NYU Law Report Links Sexual Violence in Haiti’s Tent Camps to Lack of Basic Resources


Weeks after a 7.0 earthquake struck Haiti on January 12, 2010, human rights groups noted that women and girls living in temporary settlements were being harassed, abused, and violated.

Now researchers from the NYU School of Law’s Center for Human Rights and Global Justice (CHRGJ) and Global Justice Clinic have investigated the prevalence of sexual violence in the camps and identified a link between access to essential resources—food, water, sanitation—and rape or unwanted touching.

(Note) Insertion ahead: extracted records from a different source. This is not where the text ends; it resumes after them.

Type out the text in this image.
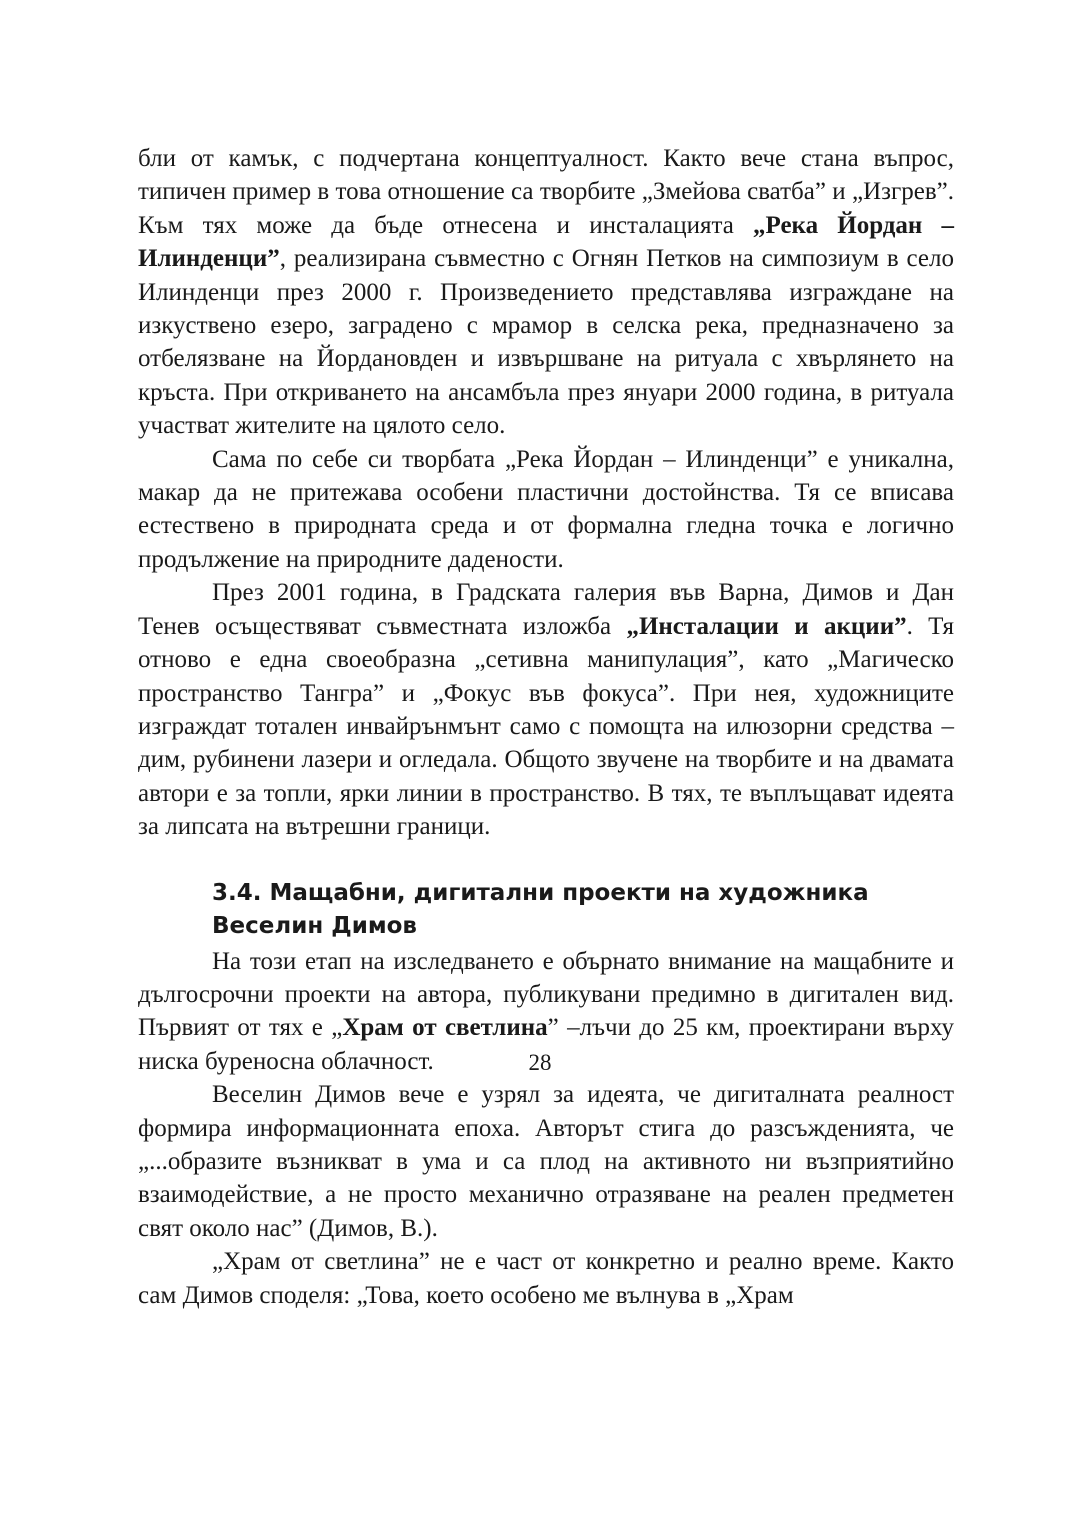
бли от камък, с подчертана концептуалност. Както вече стана въпрос, типичен пример в това отношение са творбите „Змейова сватба” и „Изгрев”. Към тях може да бъде отнесена и инсталацията „Река Йордан – Илинденци”, реализирана съвместно с Огнян Петков на симпозиум в село Илинденци през 2000 г. Произведението представлява изграждане на изкуствено езеро, заградено с мрамор в селска река, предназначено за отбелязване на Йордановден и извършване на ритуала с хвърлянето на кръста. При откриването на ансамбъла през януари 2000 година, в ритуала участват жителите на цялото село.

Сама по себе си творбата „Река Йордан – Илинденци” е уникална, макар да не притежава особени пластични достойнства. Тя се вписава естествено в природната среда и от формална гледна точка е логично продължение на природните дадености.

През 2001 година, в Градската галерия във Варна, Димов и Дан Тенев осъществяват съвместната изложба „Инсталации и акции”. Тя отново е една своеобразна „сетивна манипулация”, като „Магическо пространство Тангра” и „Фокус във фокуса”. При нея, художниците изграждат тотален инвайрънмънт само с помощта на илюзорни средства – дим, рубинени лазери и огледала. Общото звучене на творбите и на двамата автори е за топли, ярки линии в пространство. В тях, те въплъщават идеята за липсата на вътрешни граници.

3.4. Мащабни, дигитални проекти на художника
Веселин Димов

На този етап на изследването е обърнато внимание на мащабните и дългосрочни проекти на автора, публикувани предимно в дигитален вид. Първият от тях е „Храм от светлина” –лъчи до 25 км, проектирани върху ниска буреносна облачност.

Веселин Димов вече е узрял за идеята, че дигиталната реалност формира информационната епоха. Авторът стига до разсъжденията, че „...образите възникват в ума и са плод на активното ни възприятийно взаимодействие, а не просто механично отразяване на реален предметен свят около нас” (Димов, В.).

„Храм от светлина” не е част от конкретно и реално време. Както сам Димов споделя: „Това, което особено ме вълнува в „Храм

28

In 14 percent of camp households surveyed, at least one household member had been raped or sexually assaulted since the earthquake, according to a report co-authored by Margaret Satterthwaite, a professor at NYU Law and faculty director at CHRGJ, Justin Simeone, a scholar-in-residence at CHRGJ, and NYU Law students Farrell Brody and Nikki Reisch. In addition, 70 percent of households had grown more worried about sexual violence during this time, according to the study, which was released shortly after the two-year anniversary of the earthquake and was titled “Yon Je Louvri: Reducing Vulnerability to Sexual Violence in Haiti’s IDP Camps.”

“Our report proves what Haitian women’s groups have been saying since shortly after the earthquake—that women who have difficulty accessing the basic necessities of life, such as clean water, functioning latrines, and adequate food, are especially vulnerable to sexual violence,” says Satterthwaite.

Women who said they lived too far from the nearest latrines, for instance, were twice as likely to have a household member who had been sexually assaulted. Simple measures like installing lighting in camps and locks in latrines can make a difference, but Satterthwaite notes they must be coupled with long-term strategies for women’s economic empowerment.

The researchers called on the government of Haiti, the international community, and relief organizations to take action to protect women who are vulnerable to sexual assaults in the tent camps. Their recommendations also included expanding security patrols, creating income-generating activities for women, and ensuring that women have access to free or affordable clean shelter, medical services, and legal assistance to women who were sexually assaulted.